Peter Gabriel: Atlantic Crossing


"Der Gabriel sitzt zuhause in der Ecke und ärgert sich fürchterlich." So wurde spekuliert, nachdem Genesis auch ohne ihren ehemaligen Sänger erfolgreich und selbstbewußt weiterexistierten. Doch der Gabriel hat sich nicht geärgert. Er hat Genesis tatsächlich als abgeschlossenes Kapitel betrachtet und in aller Ruhe neue Songs geschrieben. Und geduldig auf die richtigen Leute gewartet, mit denen er im rechten Moment wieder zuschlagen kann. Daß sein erstes Solo-Album nun fast gleichzeitig mit dem neuen Genesis-Opus auf den Markt kommt, ist nur ein - allerdings pikanter - Zufall.

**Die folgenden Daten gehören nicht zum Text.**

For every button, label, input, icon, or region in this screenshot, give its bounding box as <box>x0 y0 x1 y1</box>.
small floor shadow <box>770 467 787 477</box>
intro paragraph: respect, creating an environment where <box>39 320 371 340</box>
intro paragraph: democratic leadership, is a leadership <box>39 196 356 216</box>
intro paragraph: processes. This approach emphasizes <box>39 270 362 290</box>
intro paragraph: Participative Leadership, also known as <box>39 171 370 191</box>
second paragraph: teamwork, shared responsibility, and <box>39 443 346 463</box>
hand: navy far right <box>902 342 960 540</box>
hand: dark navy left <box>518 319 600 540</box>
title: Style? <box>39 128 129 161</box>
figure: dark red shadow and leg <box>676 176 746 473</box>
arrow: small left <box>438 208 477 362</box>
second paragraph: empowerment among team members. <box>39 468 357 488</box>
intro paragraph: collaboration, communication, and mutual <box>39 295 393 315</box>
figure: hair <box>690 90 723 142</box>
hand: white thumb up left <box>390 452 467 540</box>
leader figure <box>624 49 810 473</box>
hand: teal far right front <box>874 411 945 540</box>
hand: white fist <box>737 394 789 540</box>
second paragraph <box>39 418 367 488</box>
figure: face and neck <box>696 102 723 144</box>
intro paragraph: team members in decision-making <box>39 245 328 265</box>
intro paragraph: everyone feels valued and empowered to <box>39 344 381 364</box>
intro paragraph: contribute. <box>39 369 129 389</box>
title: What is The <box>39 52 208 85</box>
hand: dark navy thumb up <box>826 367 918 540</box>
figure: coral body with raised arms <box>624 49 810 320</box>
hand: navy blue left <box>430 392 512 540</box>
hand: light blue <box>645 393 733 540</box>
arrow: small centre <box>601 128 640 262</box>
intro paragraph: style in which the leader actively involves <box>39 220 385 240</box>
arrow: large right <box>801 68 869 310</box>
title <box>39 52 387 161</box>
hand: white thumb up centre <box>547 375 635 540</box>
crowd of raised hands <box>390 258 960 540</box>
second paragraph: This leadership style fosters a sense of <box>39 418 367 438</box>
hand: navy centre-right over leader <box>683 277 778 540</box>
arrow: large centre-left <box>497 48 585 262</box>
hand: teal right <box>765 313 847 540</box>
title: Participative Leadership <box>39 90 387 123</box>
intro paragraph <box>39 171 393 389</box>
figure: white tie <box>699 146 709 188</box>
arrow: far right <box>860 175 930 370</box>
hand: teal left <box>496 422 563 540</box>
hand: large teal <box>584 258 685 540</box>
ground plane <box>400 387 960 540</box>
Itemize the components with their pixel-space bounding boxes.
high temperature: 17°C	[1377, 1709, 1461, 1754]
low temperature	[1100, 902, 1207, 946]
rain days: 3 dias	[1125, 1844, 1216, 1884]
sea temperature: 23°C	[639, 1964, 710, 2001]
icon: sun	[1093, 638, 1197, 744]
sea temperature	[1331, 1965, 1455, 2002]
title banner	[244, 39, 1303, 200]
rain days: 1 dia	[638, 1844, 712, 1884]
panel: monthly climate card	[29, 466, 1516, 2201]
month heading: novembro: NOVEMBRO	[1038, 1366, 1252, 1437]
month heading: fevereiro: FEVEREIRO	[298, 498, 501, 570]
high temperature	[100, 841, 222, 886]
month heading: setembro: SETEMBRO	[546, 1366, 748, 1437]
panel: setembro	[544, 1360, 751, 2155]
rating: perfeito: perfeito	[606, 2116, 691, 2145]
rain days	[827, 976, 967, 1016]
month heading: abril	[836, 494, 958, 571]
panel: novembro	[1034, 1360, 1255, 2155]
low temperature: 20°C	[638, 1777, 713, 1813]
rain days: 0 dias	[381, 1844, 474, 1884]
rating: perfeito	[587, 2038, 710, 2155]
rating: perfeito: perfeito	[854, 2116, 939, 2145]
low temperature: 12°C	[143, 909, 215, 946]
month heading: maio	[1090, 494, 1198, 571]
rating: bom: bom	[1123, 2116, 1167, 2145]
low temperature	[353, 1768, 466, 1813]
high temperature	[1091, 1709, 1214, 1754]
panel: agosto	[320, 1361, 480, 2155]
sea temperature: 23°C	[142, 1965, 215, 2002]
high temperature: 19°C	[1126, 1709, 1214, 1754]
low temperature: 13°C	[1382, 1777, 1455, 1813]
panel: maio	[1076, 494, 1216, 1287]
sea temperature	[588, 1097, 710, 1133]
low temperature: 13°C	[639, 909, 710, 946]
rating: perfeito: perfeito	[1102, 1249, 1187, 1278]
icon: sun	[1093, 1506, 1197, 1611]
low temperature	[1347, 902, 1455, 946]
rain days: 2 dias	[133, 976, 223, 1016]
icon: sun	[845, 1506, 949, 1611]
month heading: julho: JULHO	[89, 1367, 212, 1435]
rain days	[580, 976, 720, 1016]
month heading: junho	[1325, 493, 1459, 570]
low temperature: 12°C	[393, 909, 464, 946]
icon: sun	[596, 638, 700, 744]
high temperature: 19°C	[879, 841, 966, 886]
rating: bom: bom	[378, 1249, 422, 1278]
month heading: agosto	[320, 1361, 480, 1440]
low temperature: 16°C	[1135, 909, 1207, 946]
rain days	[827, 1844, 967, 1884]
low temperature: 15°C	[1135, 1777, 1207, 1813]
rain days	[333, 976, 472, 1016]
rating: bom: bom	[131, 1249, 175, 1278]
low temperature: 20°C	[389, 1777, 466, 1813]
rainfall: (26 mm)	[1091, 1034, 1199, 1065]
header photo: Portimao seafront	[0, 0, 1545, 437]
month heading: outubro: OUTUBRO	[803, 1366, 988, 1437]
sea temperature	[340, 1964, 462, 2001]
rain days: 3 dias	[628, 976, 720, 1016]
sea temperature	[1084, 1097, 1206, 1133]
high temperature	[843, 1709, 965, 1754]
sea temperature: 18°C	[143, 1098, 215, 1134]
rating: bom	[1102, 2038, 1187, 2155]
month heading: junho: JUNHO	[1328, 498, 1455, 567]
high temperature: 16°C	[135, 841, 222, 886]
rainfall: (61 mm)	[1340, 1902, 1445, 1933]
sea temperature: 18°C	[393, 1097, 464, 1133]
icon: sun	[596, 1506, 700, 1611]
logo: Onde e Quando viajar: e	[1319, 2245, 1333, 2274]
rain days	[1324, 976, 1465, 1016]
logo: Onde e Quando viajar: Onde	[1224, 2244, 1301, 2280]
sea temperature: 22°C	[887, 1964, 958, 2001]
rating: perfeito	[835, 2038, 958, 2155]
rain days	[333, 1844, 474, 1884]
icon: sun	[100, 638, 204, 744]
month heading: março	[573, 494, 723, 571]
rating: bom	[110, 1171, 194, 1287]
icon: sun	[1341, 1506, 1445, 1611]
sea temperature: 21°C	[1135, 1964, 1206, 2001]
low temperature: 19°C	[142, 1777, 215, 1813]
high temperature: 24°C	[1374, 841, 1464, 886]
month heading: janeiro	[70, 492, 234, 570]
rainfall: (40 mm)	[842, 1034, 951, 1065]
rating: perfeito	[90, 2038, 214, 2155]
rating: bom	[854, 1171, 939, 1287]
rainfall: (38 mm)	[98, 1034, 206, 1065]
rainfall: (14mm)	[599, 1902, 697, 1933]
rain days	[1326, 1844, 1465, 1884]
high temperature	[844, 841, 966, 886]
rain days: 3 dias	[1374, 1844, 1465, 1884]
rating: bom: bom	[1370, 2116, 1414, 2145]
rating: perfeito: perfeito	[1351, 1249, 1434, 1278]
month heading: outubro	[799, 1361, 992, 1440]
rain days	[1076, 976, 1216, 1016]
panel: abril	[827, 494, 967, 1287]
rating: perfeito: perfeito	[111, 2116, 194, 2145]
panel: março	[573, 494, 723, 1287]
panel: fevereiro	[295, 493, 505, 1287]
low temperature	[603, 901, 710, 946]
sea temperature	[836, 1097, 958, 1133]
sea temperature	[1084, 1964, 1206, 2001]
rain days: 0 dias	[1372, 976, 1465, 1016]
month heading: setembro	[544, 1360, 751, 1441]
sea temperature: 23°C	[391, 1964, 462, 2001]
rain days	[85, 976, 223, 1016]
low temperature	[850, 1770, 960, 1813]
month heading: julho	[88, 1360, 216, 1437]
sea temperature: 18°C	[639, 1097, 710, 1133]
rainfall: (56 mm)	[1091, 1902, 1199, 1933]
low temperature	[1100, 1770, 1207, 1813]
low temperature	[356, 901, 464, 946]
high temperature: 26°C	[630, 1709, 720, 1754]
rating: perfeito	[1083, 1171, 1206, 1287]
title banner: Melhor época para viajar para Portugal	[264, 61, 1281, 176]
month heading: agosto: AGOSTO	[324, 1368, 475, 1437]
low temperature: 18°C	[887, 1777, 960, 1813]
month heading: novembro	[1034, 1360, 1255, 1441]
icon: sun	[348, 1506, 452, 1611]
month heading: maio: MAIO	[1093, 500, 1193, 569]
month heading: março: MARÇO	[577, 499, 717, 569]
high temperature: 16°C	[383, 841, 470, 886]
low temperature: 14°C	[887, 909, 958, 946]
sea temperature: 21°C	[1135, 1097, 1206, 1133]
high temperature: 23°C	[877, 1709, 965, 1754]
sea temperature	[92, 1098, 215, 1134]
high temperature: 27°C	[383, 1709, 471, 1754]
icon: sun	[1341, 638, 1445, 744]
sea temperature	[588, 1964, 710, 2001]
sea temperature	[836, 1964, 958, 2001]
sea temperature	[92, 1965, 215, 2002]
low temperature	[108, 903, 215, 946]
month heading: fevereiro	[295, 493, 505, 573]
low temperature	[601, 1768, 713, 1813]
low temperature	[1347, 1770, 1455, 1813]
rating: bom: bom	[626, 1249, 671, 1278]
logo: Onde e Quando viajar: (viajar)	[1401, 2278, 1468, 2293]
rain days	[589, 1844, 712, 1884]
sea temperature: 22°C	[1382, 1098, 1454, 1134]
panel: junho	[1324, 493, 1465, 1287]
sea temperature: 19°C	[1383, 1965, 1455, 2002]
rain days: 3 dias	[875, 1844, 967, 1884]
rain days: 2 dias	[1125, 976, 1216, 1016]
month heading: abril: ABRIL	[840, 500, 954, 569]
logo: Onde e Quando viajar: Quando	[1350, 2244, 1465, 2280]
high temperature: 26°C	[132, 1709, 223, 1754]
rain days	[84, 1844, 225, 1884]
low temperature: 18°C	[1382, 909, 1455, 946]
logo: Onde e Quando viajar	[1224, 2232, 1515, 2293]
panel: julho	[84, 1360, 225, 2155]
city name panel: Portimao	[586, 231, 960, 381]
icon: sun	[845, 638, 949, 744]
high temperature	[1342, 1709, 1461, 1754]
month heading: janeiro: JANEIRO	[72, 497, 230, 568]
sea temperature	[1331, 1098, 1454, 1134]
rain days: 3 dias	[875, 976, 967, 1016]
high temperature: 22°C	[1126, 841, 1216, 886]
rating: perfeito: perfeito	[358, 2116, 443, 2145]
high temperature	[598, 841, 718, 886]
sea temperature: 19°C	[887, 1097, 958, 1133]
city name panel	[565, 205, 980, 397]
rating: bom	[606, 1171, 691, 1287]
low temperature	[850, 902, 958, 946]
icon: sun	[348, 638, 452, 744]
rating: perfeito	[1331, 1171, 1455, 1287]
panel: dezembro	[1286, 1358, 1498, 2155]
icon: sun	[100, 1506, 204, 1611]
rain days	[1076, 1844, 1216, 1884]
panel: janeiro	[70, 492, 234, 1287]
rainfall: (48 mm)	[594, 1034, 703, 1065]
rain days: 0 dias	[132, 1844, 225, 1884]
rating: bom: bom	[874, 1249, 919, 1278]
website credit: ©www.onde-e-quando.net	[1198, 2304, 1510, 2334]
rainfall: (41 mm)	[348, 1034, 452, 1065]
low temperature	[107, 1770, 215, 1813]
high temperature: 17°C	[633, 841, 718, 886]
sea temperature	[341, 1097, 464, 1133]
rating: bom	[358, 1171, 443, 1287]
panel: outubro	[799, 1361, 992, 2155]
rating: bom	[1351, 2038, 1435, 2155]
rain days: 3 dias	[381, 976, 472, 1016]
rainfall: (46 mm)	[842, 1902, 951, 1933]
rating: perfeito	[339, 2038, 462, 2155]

Ein Mann, dessen Name mit Alice Cooper, Lou Reed und Kiss in einem Atemzug genannt wird, Bob Ezrin, produzierte die LP „Gabriel“ in Toronto. Peters Begleitmusiker, darunter Top-Sessionleute der amerikanischen Szene, kennen den Namen Genesis zum Teil nur vom Hörensagen. Drummer Alan Schwarzberg, der Perkussionist Jim Maelen, Keyboardmann Joey Chirowski und der Gitarrist Dick Wagner spielten früher für Alice Cooper. Bassist Tony Levin arbeitete für Paul Simon, Gitarrist Steve Hunter wirkte auf der Lou-Reed-LP „Rock’n’Roll Animal“ mit. Aus Europa importierte Gabriel den Gitarristen Robert Fripp und Drummer Bill Bruford, beide früher bei King Crimson (Bruford saß vorübergehend auch bei Genesis am Schlagzeug.nachdem Peter Gabriel ausgestiegen war. Er blieb aber nicht sehr lange). Gast auf dem neuen Gabriel-Album ist auch Sytheziser-Spezialist Larry Fast, der unter anderem in den Staaten hin „und wieder mit den aus Deutschland emigrierten Space-Rockern Nektar auftrat.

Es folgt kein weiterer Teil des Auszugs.